According to Wikipedia, Oldsmobile stole the name from a famous Lockheed fighter jet of the 1950’s. I guess jets were all the rage back then. In fact, when I was a kid our church youth group was still called the Jet Cadets in the 1970’s. So, this was probably a trendy name in the 60’s. In any event, the car eventually became a reality for model years 1961-66. The Starfire was produced as a convertible and coupe and came with either a 394 cubic inch (6.5L) or 425 cubic inch (7.0L) engine. As you can imagine, these engines put out as much as 375 hp (slightly more than my Corvair).

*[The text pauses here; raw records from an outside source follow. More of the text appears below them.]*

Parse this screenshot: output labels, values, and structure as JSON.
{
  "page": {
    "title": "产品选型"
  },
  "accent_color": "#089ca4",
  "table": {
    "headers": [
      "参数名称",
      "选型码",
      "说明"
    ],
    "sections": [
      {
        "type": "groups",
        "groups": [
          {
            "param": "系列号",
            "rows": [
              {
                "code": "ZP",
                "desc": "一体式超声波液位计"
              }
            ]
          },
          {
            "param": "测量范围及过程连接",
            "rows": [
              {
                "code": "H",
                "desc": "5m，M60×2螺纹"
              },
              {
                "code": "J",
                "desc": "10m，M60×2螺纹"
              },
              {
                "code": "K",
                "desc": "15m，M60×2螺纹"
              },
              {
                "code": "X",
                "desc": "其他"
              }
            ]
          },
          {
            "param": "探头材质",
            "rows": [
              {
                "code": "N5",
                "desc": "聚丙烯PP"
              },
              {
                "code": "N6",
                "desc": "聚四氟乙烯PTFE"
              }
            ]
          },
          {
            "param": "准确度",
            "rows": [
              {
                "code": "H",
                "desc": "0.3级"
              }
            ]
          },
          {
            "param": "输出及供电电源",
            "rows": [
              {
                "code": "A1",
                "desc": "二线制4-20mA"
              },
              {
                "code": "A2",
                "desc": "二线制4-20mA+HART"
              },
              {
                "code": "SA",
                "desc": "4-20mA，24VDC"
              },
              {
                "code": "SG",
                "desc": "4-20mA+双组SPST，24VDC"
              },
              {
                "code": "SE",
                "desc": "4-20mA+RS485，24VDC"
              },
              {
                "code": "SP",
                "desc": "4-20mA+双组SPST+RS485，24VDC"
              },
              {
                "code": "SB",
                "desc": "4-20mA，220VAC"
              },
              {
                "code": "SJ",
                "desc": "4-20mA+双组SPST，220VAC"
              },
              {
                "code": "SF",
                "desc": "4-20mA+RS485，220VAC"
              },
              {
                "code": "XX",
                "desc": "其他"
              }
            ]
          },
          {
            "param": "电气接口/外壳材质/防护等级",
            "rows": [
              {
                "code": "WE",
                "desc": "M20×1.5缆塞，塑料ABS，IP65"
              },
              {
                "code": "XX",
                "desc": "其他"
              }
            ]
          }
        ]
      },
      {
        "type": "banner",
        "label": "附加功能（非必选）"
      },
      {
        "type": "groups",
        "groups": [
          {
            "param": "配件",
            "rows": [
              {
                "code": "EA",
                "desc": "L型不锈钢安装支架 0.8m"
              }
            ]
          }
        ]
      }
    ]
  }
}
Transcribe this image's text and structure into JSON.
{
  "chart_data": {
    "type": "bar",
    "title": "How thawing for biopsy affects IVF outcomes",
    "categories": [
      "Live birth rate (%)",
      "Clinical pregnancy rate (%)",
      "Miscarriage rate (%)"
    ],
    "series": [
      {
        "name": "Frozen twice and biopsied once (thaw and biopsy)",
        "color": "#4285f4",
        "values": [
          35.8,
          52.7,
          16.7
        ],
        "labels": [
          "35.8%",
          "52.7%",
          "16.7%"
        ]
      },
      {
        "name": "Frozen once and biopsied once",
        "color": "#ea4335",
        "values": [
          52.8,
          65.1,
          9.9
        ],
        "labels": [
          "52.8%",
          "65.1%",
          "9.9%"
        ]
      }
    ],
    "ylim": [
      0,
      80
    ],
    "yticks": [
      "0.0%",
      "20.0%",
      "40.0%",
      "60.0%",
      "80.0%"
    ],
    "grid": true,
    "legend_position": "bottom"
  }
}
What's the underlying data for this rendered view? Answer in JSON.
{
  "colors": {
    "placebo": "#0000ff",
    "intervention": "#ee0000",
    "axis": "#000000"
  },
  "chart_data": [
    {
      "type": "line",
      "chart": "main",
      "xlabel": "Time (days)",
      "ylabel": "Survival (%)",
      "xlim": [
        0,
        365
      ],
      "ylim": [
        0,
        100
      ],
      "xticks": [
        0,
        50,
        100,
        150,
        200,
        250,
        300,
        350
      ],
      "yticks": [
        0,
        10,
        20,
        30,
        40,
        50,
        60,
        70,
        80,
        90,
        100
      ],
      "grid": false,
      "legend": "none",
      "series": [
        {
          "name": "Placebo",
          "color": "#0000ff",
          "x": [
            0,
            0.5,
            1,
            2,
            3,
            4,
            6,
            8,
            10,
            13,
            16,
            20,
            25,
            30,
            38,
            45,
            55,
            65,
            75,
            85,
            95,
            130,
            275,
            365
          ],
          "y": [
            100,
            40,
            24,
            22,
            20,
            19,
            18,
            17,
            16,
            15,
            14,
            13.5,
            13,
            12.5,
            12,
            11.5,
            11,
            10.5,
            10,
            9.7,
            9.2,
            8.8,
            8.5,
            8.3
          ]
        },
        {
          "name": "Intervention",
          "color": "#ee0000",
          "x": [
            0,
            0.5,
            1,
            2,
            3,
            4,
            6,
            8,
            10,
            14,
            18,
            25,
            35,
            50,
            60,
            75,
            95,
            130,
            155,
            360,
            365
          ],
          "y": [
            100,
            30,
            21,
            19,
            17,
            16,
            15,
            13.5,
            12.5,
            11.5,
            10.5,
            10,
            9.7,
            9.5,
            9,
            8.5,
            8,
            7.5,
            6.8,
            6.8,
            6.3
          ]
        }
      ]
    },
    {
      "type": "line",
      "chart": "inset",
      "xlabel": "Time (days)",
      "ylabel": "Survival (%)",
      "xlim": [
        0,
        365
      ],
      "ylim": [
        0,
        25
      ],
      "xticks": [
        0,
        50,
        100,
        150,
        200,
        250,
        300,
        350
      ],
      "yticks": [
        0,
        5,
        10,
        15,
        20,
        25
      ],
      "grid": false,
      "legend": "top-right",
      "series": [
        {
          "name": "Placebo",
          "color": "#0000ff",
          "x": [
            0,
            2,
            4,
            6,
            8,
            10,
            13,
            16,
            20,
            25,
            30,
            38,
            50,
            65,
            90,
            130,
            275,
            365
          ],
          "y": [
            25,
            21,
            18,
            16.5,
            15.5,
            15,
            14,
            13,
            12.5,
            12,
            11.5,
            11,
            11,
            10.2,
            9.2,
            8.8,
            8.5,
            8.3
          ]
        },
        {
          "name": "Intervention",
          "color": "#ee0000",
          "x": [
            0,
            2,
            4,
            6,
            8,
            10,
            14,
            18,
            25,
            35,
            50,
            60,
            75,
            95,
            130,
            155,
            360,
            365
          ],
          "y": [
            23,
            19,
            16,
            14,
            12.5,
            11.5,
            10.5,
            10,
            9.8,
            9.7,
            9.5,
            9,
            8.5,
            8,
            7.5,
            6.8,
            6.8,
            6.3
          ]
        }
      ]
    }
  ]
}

The Starfire name was discontinued until 1975 when Oldsmobile made their own version of the Chevy Monza (1975-80). That’s when every GM brand jumped on board: Chevy Monza, Pontiac Sunbird, Olds Starfire, Buick Skyhawk and … . Hmm … I guess Cadillac didn’t make an H-Body variant. But really, what would they have called a baby Cadillac in the 70’s anyway … a Catera? Nah! They’d never stoop so low.